Redis Redis in Docker Swarm: master fails to reconnect to replica after a while

I'm having difficulties getting redis to work in a Docker Swarm setup. At first it works, but after a while (probably after a service restart), I'm getting these errors:

03 Mar 2020 13:41:09.748 * Connecting to MASTER redis-master:6379
03 Mar 2020 13:41:09.749 * MASTER <-> REPLICA sync started
03 Mar 2020 13:41:09.749 # Error condition on socket for SYNC: Connection refused
03 Mar 2020 13:41:10.751 * Connecting to MASTER redis-master:6379
…

These go on forever.

I'm using a docker-compose stack. I have 1 master, and replicas on each of the 3 servers. The setup doesn't use sentinels. My thinking is that if the master fails, docker restarts the service and it reads the config back in via the shared volume that is used by masters and replicas. Relevant parts:

redis-master:
    image: "${CI_REGISTRY_IMAGE}:redis_master-${CI_COMMIT_REF_SLUG}"
    networks:
      - mynetwork
    volumes:
      - redis:/opt/scripts
    ports:
      - 6379:6379
    command: sh -c 'redis-server /usr/local/etc/redis/redis.conf --bind $$(hostname -i)'
    deploy:
      replicas: 1
      update_config:
        parallelism: 1
        delay: 10s
        order: stop-first
        failure_action: rollback
      rollback_config:
        parallelism: 1
        delay: 10s
        order: stop-first
      restart_policy:
        condition: on-failure
        delay: 10s
        max_attempts: 5
        window: 180s
    healthcheck:
      test: /usr/local/bin/healthcheck.sh
      interval: 30s
      timeout: 10s
      retries: 3
      start_period: 1m

  redis-replica:
    image: "${CI_REGISTRY_IMAGE}:redis_replica-${CI_COMMIT_REF_SLUG}"
    networks:
      - mynetwork
    volumes:
      - redis:/opt/scripts
    ports:
      - 6380:6380
    command: sh -c 'redis-server /usr/local/etc/redis/redis.conf --bind $$(hostname -i) --replica-announce-ip $$(hostname -i) --port 6380 --replicaof redis-master 6379'
    depends_on:
      - redis-master
    deploy:
      mode: global
      update_config:
        parallelism: 1
        delay: 10s
        order: stop-first
        failure_action: rollback
      rollback_config:
        parallelism: 1
        delay: 10s
        order: stop-first
      restart_policy:
        condition: on-failure
        delay: 10s
        max_attempts: 5
        window: 180s
    healthcheck:
      test: /usr/local/bin/healthcheck.sh
      interval: 30s
      timeout: 10s
      retries: 3
      start_period: 1m

I have tested this setup and it seems to work. I've also tested rebooting each of the 3 servers, and after a while Redis connects to all of the instances fine, so they seem to find each other.
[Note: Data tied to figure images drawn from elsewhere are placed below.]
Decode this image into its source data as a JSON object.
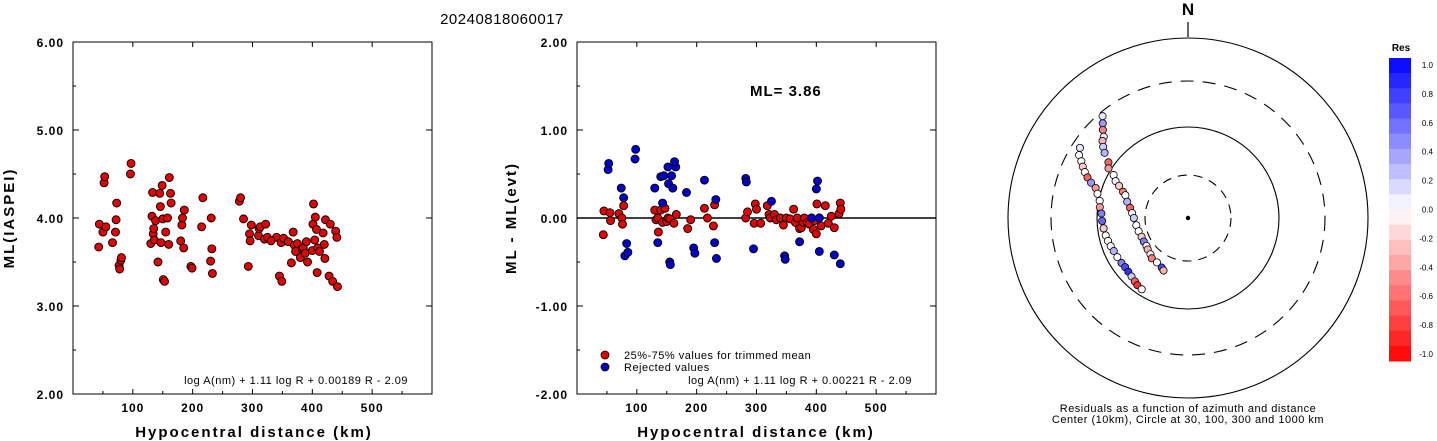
{
  "title": "20240818060017",
  "chart_data": [
    {
      "type": "scatter",
      "ylabel": "ML(IASPEI)",
      "xlabel": "Hypocentral distance (km)",
      "xlim": [
        0,
        600
      ],
      "ylim": [
        2.0,
        6.0
      ],
      "xticks": [
        "100",
        "200",
        "300",
        "400",
        "500"
      ],
      "yticks": [
        "2.00",
        "3.00",
        "4.00",
        "5.00",
        "6.00"
      ],
      "formula": "log A(nm) + 1.11 log R + 0.00189 R - 2.09",
      "color": "#e00000",
      "points": [
        [
          43,
          3.67
        ],
        [
          44,
          3.93
        ],
        [
          50,
          3.84
        ],
        [
          52,
          4.4
        ],
        [
          53,
          4.47
        ],
        [
          55,
          3.9
        ],
        [
          66,
          3.72
        ],
        [
          71,
          3.84
        ],
        [
          72,
          3.98
        ],
        [
          73,
          4.17
        ],
        [
          77,
          3.46
        ],
        [
          78,
          3.42
        ],
        [
          80,
          3.52
        ],
        [
          81,
          3.55
        ],
        [
          96,
          4.5
        ],
        [
          97,
          4.62
        ],
        [
          130,
          3.71
        ],
        [
          132,
          4.02
        ],
        [
          133,
          4.29
        ],
        [
          134,
          3.82
        ],
        [
          135,
          3.88
        ],
        [
          136,
          3.75
        ],
        [
          138,
          3.97
        ],
        [
          142,
          3.5
        ],
        [
          145,
          4.28
        ],
        [
          146,
          4.13
        ],
        [
          147,
          3.72
        ],
        [
          149,
          4.37
        ],
        [
          150,
          3.99
        ],
        [
          151,
          3.3
        ],
        [
          153,
          3.28
        ],
        [
          155,
          3.84
        ],
        [
          158,
          4.0
        ],
        [
          160,
          3.7
        ],
        [
          161,
          4.46
        ],
        [
          163,
          4.28
        ],
        [
          164,
          4.17
        ],
        [
          180,
          3.74
        ],
        [
          182,
          3.92
        ],
        [
          183,
          4.0
        ],
        [
          185,
          3.66
        ],
        [
          186,
          4.09
        ],
        [
          197,
          3.45
        ],
        [
          199,
          3.43
        ],
        [
          215,
          3.9
        ],
        [
          217,
          4.23
        ],
        [
          230,
          3.51
        ],
        [
          231,
          4.0
        ],
        [
          232,
          3.65
        ],
        [
          233,
          3.37
        ],
        [
          278,
          4.19
        ],
        [
          280,
          4.23
        ],
        [
          285,
          3.99
        ],
        [
          293,
          3.45
        ],
        [
          295,
          3.82
        ],
        [
          296,
          3.74
        ],
        [
          298,
          3.92
        ],
        [
          310,
          3.8
        ],
        [
          311,
          3.88
        ],
        [
          313,
          3.9
        ],
        [
          320,
          3.76
        ],
        [
          322,
          3.93
        ],
        [
          325,
          3.78
        ],
        [
          340,
          3.78
        ],
        [
          345,
          3.34
        ],
        [
          348,
          3.72
        ],
        [
          349,
          3.28
        ],
        [
          352,
          3.77
        ],
        [
          360,
          3.73
        ],
        [
          365,
          3.49
        ],
        [
          368,
          3.84
        ],
        [
          370,
          3.69
        ],
        [
          372,
          3.62
        ],
        [
          375,
          3.71
        ],
        [
          380,
          3.55
        ],
        [
          383,
          3.65
        ],
        [
          385,
          3.66
        ],
        [
          388,
          3.6
        ],
        [
          390,
          3.73
        ],
        [
          392,
          3.5
        ],
        [
          400,
          3.63
        ],
        [
          401,
          3.93
        ],
        [
          402,
          4.16
        ],
        [
          404,
          3.75
        ],
        [
          405,
          4.01
        ],
        [
          408,
          3.38
        ],
        [
          418,
          3.83
        ],
        [
          420,
          3.7
        ],
        [
          421,
          3.54
        ],
        [
          422,
          3.98
        ],
        [
          428,
          3.34
        ],
        [
          430,
          3.93
        ],
        [
          434,
          3.28
        ],
        [
          439,
          3.85
        ],
        [
          441,
          3.78
        ],
        [
          442,
          3.22
        ],
        [
          407,
          3.87
        ],
        [
          409,
          3.66
        ],
        [
          331,
          3.74
        ],
        [
          412,
          3.62
        ]
      ]
    },
    {
      "type": "scatter",
      "ylabel": "ML - ML(evt)",
      "xlabel": "Hypocentral distance (km)",
      "xlim": [
        0,
        600
      ],
      "ylim": [
        -2.0,
        2.0
      ],
      "xticks": [
        "100",
        "200",
        "300",
        "400",
        "500"
      ],
      "yticks": [
        "-2.00",
        "-1.00",
        "0.00",
        "1.00",
        "2.00"
      ],
      "annotation": "ML= 3.86",
      "formula": "log A(nm) + 1.11 log R + 0.00221 R - 2.09",
      "legend": [
        {
          "label": "25%-75% values for trimmed mean",
          "color": "#e00000"
        },
        {
          "label": "Rejected values",
          "color": "#0000c8"
        }
      ],
      "series": [
        {
          "name": "25%-75% values for trimmed mean",
          "color": "#e00000",
          "points": [
            [
              44,
              -0.19
            ],
            [
              45,
              0.08
            ],
            [
              55,
              0.06
            ],
            [
              56,
              -0.03
            ],
            [
              70,
              0.05
            ],
            [
              75,
              0.0
            ],
            [
              76,
              -0.07
            ],
            [
              78,
              0.14
            ],
            [
              130,
              0.09
            ],
            [
              132,
              -0.02
            ],
            [
              135,
              0.0
            ],
            [
              136,
              -0.16
            ],
            [
              140,
              0.09
            ],
            [
              143,
              -0.05
            ],
            [
              147,
              0.11
            ],
            [
              150,
              -0.04
            ],
            [
              152,
              0.0
            ],
            [
              155,
              -0.01
            ],
            [
              162,
              -0.06
            ],
            [
              166,
              0.04
            ],
            [
              185,
              -0.12
            ],
            [
              190,
              -0.02
            ],
            [
              213,
              0.11
            ],
            [
              218,
              0.0
            ],
            [
              228,
              -0.09
            ],
            [
              230,
              0.15
            ],
            [
              282,
              0.0
            ],
            [
              285,
              0.07
            ],
            [
              296,
              -0.06
            ],
            [
              298,
              0.16
            ],
            [
              300,
              0.1
            ],
            [
              307,
              -0.06
            ],
            [
              318,
              0.14
            ],
            [
              321,
              0.04
            ],
            [
              323,
              0.0
            ],
            [
              330,
              0.04
            ],
            [
              333,
              -0.02
            ],
            [
              340,
              0.0
            ],
            [
              345,
              -0.08
            ],
            [
              350,
              0.0
            ],
            [
              356,
              -0.01
            ],
            [
              362,
              0.1
            ],
            [
              365,
              -0.05
            ],
            [
              368,
              0.0
            ],
            [
              372,
              -0.12
            ],
            [
              375,
              -0.11
            ],
            [
              378,
              -0.05
            ],
            [
              380,
              0.0
            ],
            [
              385,
              -0.05
            ],
            [
              388,
              -0.07
            ],
            [
              392,
              0.0
            ],
            [
              395,
              -0.13
            ],
            [
              397,
              -0.03
            ],
            [
              400,
              -0.18
            ],
            [
              401,
              0.16
            ],
            [
              405,
              0.0
            ],
            [
              408,
              -0.09
            ],
            [
              415,
              0.14
            ],
            [
              420,
              -0.06
            ],
            [
              425,
              0.02
            ],
            [
              430,
              -0.11
            ],
            [
              438,
              0.05
            ],
            [
              440,
              0.17
            ],
            [
              441,
              0.1
            ]
          ]
        },
        {
          "name": "Rejected values",
          "color": "#0000c8",
          "points": [
            [
              52,
              0.55
            ],
            [
              53,
              0.62
            ],
            [
              74,
              0.34
            ],
            [
              78,
              0.23
            ],
            [
              80,
              -0.43
            ],
            [
              83,
              -0.29
            ],
            [
              85,
              -0.39
            ],
            [
              97,
              0.67
            ],
            [
              98,
              0.78
            ],
            [
              130,
              0.34
            ],
            [
              135,
              -0.28
            ],
            [
              140,
              0.47
            ],
            [
              143,
              0.17
            ],
            [
              145,
              0.48
            ],
            [
              152,
              0.58
            ],
            [
              153,
              0.39
            ],
            [
              155,
              -0.5
            ],
            [
              156,
              -0.53
            ],
            [
              158,
              0.48
            ],
            [
              160,
              0.34
            ],
            [
              165,
              0.58
            ],
            [
              163,
              0.64
            ],
            [
              183,
              0.29
            ],
            [
              195,
              -0.34
            ],
            [
              197,
              -0.4
            ],
            [
              213,
              0.43
            ],
            [
              230,
              -0.28
            ],
            [
              232,
              0.21
            ],
            [
              233,
              -0.46
            ],
            [
              282,
              0.45
            ],
            [
              283,
              0.41
            ],
            [
              295,
              -0.35
            ],
            [
              325,
              0.19
            ],
            [
              347,
              -0.43
            ],
            [
              348,
              -0.47
            ],
            [
              372,
              -0.27
            ],
            [
              400,
              0.33
            ],
            [
              402,
              0.42
            ],
            [
              405,
              -0.38
            ],
            [
              430,
              -0.42
            ],
            [
              440,
              -0.52
            ],
            [
              405,
              0.0
            ],
            [
              392,
              0.0
            ]
          ]
        }
      ]
    },
    {
      "type": "scatter",
      "subtype": "polar",
      "north_label": "N",
      "caption": [
        "Residuals as a function of azimuth and distance",
        "Center (10km), Circle at 30, 100, 300 and 1000 km"
      ],
      "colorbar": {
        "title": "Res",
        "ticks": [
          "1.0",
          "0.8",
          "0.6",
          "0.4",
          "0.2",
          "0.0",
          "-0.2",
          "-0.4",
          "-0.6",
          "-0.8",
          "-1.0"
        ],
        "range": [
          -1.0,
          1.0
        ]
      },
      "points": [
        [
          320,
          300,
          0.1
        ],
        [
          318,
          260,
          0.4
        ],
        [
          316,
          230,
          -0.5
        ],
        [
          314,
          200,
          0.1
        ],
        [
          312,
          190,
          -0.3
        ],
        [
          310,
          170,
          0.2
        ],
        [
          308,
          150,
          0.3
        ],
        [
          305,
          120,
          -0.6
        ],
        [
          302,
          110,
          -0.4
        ],
        [
          300,
          90,
          0.0
        ],
        [
          297,
          80,
          0.05
        ],
        [
          295,
          70,
          -0.2
        ],
        [
          292,
          60,
          -0.5
        ],
        [
          290,
          55,
          0.0
        ],
        [
          285,
          50,
          0.3
        ],
        [
          280,
          45,
          -0.6
        ],
        [
          275,
          42,
          0.0
        ],
        [
          270,
          40,
          0.2
        ],
        [
          262,
          38,
          0.0
        ],
        [
          255,
          37,
          0.0
        ],
        [
          248,
          36,
          -0.2
        ],
        [
          242,
          36,
          0.5
        ],
        [
          236,
          36,
          0.0
        ],
        [
          232,
          37,
          -0.3
        ],
        [
          226,
          38,
          0.0
        ],
        [
          222,
          40,
          -0.5
        ],
        [
          215,
          40,
          0.0
        ],
        [
          208,
          42,
          0.7
        ],
        [
          205,
          44,
          -0.3
        ],
        [
          303,
          270,
          0.1
        ],
        [
          300,
          250,
          0.0
        ],
        [
          298,
          220,
          0.0
        ],
        [
          296,
          200,
          -0.2
        ],
        [
          294,
          180,
          0.0
        ],
        [
          292,
          160,
          -0.6
        ],
        [
          290,
          140,
          0.4
        ],
        [
          288,
          120,
          -0.4
        ],
        [
          285,
          110,
          0.0
        ],
        [
          281,
          100,
          0.0
        ],
        [
          277,
          97,
          -0.4
        ],
        [
          273,
          92,
          0.5
        ],
        [
          268,
          90,
          0.6
        ],
        [
          263,
          88,
          -0.2
        ],
        [
          258,
          86,
          0.0
        ],
        [
          254,
          84,
          0.0
        ],
        [
          250,
          82,
          0.0
        ],
        [
          246,
          80,
          0.3
        ],
        [
          241,
          79,
          0.0
        ],
        [
          236,
          78,
          0.5
        ],
        [
          232,
          77,
          0.7
        ],
        [
          228,
          78,
          0.8
        ],
        [
          224,
          80,
          0.2
        ],
        [
          220,
          83,
          -0.6
        ],
        [
          217,
          86,
          -0.8
        ],
        [
          213,
          88,
          0.0
        ]
      ]
    }
  ]
}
But, after a while this breaks. I don't know exactly when, by the time I notice it, my log is full of reconnecting messages.
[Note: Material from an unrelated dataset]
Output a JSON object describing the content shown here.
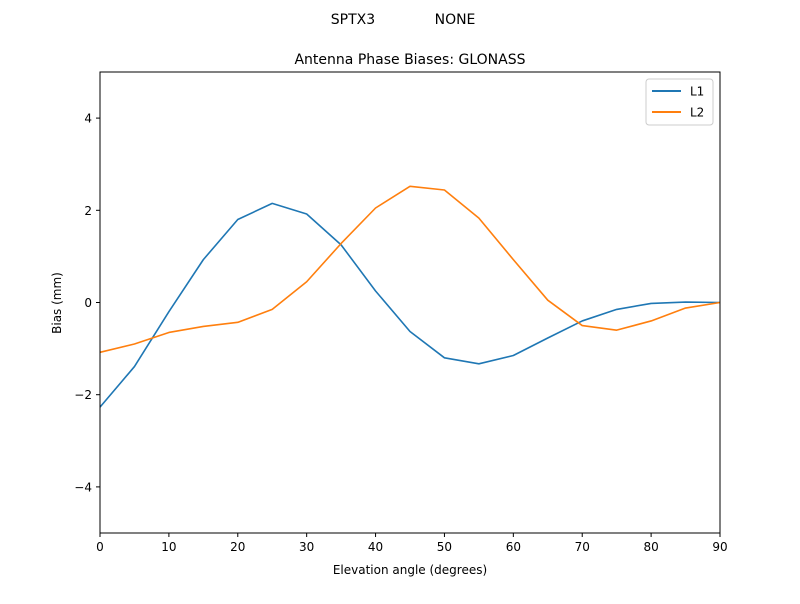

If I bind to 0.0.0.0, everything seems to go well (at least for longer periods of time), but this puts my database wide open, so that's not feasible. I have a feeling the problem has something to do with the binding, or a restart of the service gets a new IP or something, I don't know.

Any help much appreciated!

Comment From: Monokai

Update. I now did change the bind to 0.0.0.0, and used expose: 6379 instead of ports: "6379:6379" to expose the port to other services in the overlay network without mapping the port of the container to the host.

Again, everything looks OK and after a while I'm now getting:

Mar 2020 10:52:21.924 # Unable to connect to MASTER: Resource temporarily unavailable
Mar 2020 10:52:22.927 * Connecting to MASTER redis-master:6379
Mar 2020 10:52:22.928 # Unable to connect to MASTER: Resource temporarily unavailable
Mar 2020 10:52:23.931 * Connecting to MASTER redis-master:6379
…

It repeats every second

Comment From: Monokai

Update. This might have been an out-of-memory error. I've upgraded the server to include more memory and I haven't got any issues since two weeks.

I would like to hear if this Docker Swarm setup is the right way to go or if I need to put Redis in cluster mode or something. It's all a bit vague to me how a Redis master / replica setup ideally should be used in a Docker Swarm setup. I only use Redis for caching purposes and it doesn't matter all that much if some data is lost due to restarting a Redis instance.